Pershing Square started purchasing the stock of Wendy’s in December 2004 and by June 2005, had accumulated a 9.9% stake in Wendy’s, including shares of common stock and options. Pershing Square believed that Wendy’s stock was undervalued at the time and suggested certain strategic initiatives to increase shareholder value.
Specifically, Pershing Square proposed that the company (1) spin off Wendy’s Canadian-based Tim Hortons division, (2) re-franchise a significant portion of Wendy’s company-operated restaurants, and (3) repurchase shares using the proceeds from re-franchising. Pershing Square also retained The Blackstone Group L.P. (which we refer to as Blackstone) as its financial advisor to evaluate these strategic initiatives, and Blackstone arrived at similar conclusions as Pershing Square regarding the substantial unrealized value in Wendy’s stock.

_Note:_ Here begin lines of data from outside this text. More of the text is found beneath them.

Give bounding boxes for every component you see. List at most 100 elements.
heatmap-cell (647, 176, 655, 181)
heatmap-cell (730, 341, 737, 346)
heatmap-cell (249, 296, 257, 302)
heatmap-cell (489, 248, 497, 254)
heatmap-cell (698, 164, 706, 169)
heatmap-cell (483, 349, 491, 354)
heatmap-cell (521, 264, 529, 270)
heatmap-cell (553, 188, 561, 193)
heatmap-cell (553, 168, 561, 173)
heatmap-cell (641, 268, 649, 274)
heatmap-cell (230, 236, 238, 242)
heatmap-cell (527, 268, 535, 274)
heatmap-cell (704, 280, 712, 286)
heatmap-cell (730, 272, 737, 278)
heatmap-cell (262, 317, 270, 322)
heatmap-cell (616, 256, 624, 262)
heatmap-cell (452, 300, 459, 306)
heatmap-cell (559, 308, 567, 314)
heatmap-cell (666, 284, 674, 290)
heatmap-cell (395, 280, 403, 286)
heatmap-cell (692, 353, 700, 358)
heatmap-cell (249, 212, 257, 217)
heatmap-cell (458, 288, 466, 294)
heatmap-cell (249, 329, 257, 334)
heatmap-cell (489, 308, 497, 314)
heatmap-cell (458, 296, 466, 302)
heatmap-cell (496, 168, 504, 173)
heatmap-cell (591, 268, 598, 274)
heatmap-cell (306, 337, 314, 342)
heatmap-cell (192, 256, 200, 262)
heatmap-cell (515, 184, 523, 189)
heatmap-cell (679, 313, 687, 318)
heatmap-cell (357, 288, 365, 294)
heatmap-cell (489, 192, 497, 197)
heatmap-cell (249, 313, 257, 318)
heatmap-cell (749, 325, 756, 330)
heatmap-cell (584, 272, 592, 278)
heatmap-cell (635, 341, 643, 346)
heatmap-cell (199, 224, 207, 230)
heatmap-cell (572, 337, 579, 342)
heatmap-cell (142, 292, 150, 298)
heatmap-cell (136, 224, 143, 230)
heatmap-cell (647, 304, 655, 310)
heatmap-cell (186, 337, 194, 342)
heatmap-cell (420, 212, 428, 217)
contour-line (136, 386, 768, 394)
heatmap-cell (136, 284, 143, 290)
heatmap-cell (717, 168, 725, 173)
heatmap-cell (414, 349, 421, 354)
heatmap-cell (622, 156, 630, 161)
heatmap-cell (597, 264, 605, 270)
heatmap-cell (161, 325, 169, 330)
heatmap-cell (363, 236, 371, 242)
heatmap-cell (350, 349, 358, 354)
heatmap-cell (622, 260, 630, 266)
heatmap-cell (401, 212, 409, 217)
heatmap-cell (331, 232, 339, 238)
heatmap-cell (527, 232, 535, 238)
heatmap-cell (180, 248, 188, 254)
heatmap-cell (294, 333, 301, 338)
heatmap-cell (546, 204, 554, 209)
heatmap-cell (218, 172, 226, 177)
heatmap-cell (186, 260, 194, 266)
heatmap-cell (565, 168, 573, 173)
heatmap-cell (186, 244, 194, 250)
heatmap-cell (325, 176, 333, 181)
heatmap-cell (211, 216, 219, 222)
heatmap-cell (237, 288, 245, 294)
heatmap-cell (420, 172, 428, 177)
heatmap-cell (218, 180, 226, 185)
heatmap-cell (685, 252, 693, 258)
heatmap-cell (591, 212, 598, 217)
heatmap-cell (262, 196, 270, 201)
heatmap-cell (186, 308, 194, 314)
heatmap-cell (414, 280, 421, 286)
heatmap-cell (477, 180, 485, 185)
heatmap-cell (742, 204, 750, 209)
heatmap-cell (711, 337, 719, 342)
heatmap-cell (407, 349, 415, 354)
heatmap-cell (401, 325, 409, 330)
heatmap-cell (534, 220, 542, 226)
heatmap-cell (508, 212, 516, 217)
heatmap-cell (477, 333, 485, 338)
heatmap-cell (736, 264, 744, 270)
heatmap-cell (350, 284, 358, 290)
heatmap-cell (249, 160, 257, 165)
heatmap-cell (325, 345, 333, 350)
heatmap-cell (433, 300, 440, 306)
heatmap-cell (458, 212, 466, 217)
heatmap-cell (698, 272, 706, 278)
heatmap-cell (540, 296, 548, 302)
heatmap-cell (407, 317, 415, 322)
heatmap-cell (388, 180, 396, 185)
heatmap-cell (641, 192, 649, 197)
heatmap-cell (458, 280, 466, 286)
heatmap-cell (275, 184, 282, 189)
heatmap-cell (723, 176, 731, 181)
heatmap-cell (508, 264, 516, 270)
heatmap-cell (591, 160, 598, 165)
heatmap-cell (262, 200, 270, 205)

Wendy’s eventually spun off the Tim Hortons division through an initial public offering in March 2006, raising approximately $670 million, which was returned to Wendy’s shareholders through share repurchases and higher dividends. The value of Wendy’s stock (including the value of the spun-off Tim Hortons) nearly doubled during the course of Pershing Square’s involvement with the company.